The Jitterbit Engineering team is responsible for designing, developing, implementing, and testing the software services provided by Harmony. The Engineering team works closely with the Operations team to identify security concerns, develop monitoring procedures, and implement protective technology. The security responsibilities of the Engineering team include:

  • Defining and implementing secure design and coding practices.
  • Conducting design reviews to identify possible security concerns prior to coding.
  • Conducting code reviews to identify code that could be exploited to grant unauthorized access to customer data.
  • Conducting code reviews to identify code that could negatively impact availability.
  • Performing load tests in pre-production environments to verify that availability requirements have been met.

Jitterbit QA

The Jitterbit QA team is responsible for carrying out new and existing regression tests on all software released by Engineering to ensure no security or functional issues are introduced with changes in the software. The Jitterbit QA team performs its function in a separate environment that closely resembles production configurations. The Jitterbit QA team must approve any software release before the Jitterbit Operations team can deploy that software to the Harmony production environment.

Harmony trust site

Harmony availability and security statuses are monitored 24 hours a day, seven days a week by the Jitterbit Operations Team. The data pertaining to such monitoring is published on the Jitterbit Trust site giving users and the public transparent visibility into our operations.

Identity and access management

Access control and least privilege

Identity and access management policy requires that all Jitterbit personnel that have access to Harmony production environments be provisioned with unique and trackable identities in the form of a user ID. Identity and access management policy enforces the principle of least privilege, which restricts personnel to the minimum level of access required to complete their assigned tasks.

Periodic access review

Virtual instances, firewalls, database servers, and other infrastructure software and hardware are protected by user identities that have been granted a limited set of permissions. Permission grants are regularly reviewed by the Operations team and revoked when an employee leaves the company. The Operations team enforces a password policy throughout Harmony production environments that require strong passwords, regular password expiration, and restrictions on password reuse.

Incident management

The goal of the Jitterbit incident management policy is not only to quickly and effectively close incidents, but also to collect and distribute incident information so that processes are continuously improved and future responses are driven by accumulated knowledge.

Incident management includes initial diagnosis, classification, prioritization, escalation, and closure. All incidents that do not affect users of Harmony are recorded in the engineering issue tracking system. Any issues that affect users are recorded in the Customer Support system so that any effects on SLAs are tracked.

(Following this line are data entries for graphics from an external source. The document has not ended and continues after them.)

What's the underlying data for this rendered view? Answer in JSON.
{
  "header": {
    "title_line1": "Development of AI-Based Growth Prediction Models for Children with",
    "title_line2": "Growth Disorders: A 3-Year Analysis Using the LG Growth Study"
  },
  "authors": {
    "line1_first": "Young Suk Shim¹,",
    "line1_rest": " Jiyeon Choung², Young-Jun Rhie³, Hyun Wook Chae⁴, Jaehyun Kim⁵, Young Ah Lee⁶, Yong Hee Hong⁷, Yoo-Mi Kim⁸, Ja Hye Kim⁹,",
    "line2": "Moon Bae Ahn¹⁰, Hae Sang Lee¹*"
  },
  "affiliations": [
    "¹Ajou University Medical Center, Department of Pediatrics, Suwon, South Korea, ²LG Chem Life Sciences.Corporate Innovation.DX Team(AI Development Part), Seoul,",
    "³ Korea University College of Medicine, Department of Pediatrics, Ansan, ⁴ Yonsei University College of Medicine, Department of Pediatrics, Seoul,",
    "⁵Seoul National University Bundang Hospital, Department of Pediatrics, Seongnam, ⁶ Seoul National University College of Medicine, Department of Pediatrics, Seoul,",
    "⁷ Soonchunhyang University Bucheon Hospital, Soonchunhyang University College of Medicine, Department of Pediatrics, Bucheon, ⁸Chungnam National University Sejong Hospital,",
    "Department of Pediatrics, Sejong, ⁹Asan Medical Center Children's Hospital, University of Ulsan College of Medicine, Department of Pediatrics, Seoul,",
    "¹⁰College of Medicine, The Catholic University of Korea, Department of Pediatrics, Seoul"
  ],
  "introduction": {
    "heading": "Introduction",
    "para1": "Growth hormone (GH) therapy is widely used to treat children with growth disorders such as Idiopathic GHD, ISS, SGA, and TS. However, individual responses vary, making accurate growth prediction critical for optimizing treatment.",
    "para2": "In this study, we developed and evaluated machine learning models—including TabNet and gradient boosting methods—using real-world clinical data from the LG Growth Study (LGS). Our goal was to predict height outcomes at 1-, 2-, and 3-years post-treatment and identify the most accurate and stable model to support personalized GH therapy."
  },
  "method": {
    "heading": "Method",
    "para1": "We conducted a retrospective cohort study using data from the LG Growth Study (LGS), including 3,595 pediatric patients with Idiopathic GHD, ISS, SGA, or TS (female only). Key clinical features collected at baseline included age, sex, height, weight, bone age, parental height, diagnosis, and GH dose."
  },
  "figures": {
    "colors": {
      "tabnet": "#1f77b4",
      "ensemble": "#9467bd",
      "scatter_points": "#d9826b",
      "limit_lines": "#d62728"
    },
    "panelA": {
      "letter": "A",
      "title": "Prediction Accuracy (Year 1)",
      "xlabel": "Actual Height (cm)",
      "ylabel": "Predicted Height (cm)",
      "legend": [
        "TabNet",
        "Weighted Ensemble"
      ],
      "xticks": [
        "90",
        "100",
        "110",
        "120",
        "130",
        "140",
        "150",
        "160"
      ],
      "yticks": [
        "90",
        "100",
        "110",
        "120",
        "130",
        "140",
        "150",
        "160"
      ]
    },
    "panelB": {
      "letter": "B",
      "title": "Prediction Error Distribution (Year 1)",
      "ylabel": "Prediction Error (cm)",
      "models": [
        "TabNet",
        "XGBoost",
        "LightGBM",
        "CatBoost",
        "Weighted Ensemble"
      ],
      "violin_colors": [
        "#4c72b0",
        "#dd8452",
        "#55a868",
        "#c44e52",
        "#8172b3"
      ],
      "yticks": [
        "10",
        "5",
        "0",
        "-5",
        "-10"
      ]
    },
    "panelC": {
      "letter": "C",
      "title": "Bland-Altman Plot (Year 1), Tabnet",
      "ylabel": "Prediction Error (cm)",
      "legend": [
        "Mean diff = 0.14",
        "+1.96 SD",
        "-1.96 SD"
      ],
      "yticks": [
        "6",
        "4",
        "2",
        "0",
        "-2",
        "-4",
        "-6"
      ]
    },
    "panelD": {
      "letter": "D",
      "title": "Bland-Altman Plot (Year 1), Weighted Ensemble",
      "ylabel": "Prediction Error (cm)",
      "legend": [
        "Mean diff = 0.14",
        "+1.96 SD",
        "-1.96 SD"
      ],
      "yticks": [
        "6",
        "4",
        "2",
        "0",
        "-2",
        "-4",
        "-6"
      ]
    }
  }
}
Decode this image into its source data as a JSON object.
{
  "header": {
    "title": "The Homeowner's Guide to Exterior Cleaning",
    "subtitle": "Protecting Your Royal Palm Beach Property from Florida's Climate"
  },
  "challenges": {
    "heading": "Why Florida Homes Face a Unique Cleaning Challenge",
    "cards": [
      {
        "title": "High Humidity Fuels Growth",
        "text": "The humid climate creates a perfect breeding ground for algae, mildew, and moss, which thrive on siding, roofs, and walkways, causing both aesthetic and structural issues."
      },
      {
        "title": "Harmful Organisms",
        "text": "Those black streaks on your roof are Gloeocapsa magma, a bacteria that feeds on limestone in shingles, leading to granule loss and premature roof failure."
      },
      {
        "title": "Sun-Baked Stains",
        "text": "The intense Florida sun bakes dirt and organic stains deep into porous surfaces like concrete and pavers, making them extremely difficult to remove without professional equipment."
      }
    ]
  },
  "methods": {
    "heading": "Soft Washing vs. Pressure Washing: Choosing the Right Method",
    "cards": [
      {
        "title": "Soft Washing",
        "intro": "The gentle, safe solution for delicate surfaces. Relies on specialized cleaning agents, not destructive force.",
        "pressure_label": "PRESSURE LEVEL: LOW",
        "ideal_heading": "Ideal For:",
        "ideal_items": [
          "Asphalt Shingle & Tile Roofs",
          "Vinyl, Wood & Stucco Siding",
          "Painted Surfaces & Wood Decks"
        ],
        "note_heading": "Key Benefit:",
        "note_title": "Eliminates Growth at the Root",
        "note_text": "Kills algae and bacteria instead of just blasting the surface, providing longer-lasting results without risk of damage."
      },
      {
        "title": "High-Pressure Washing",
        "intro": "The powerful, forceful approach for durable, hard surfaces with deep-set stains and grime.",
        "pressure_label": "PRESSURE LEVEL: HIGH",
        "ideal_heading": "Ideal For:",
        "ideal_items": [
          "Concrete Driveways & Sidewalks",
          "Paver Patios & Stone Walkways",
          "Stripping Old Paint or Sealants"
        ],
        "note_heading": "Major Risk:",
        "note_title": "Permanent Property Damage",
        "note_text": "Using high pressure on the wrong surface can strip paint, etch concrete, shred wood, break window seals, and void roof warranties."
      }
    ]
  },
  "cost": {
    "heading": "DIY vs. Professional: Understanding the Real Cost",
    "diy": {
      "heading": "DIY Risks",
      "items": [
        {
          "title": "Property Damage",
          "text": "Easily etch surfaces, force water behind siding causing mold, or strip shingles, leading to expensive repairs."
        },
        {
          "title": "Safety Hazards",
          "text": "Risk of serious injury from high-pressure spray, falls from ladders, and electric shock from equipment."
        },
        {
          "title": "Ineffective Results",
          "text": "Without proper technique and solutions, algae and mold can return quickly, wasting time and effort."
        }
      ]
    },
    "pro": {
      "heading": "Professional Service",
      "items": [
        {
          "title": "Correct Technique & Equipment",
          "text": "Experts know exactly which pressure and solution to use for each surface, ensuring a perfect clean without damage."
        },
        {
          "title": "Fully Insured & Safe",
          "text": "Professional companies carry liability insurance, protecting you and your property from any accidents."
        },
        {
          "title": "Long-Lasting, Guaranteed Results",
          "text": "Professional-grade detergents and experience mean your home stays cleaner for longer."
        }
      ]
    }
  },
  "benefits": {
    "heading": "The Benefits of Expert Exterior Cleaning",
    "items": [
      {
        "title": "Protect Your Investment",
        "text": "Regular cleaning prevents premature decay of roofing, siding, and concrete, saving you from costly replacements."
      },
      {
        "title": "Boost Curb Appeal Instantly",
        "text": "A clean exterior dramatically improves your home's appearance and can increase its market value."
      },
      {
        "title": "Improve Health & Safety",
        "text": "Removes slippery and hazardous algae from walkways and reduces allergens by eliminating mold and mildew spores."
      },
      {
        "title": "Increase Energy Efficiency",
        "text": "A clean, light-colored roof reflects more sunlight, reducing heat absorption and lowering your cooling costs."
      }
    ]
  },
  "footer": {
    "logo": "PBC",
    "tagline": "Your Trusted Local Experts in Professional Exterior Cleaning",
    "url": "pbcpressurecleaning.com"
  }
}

Patch management and high availability

Jitterbit is continually strengthening its products as new threats to security emerge. In addition, the software infrastructure we use is also being strengthened.

In order to keep software current, the Operations team works with the Engineering and QA team following a detailed patch management policy that covers the discovery, testing, and deployment of security patches. The AWS and Harmony's virtual infrastructure strategy allows Harmony to remain available, even during upgrades.

The Operations team actively monitors vendor security advisories and subscribes to new patch release notifications.

Capacity management

Harmony currently supports thousands of active users who perform various integration processes. The Harmony platform has been developed to scale dynamically. The core services that expose APIs to our tools and users run on Apache Tomcat. Our systems track current usage rate and automatically provision and stop EC2 instances as required.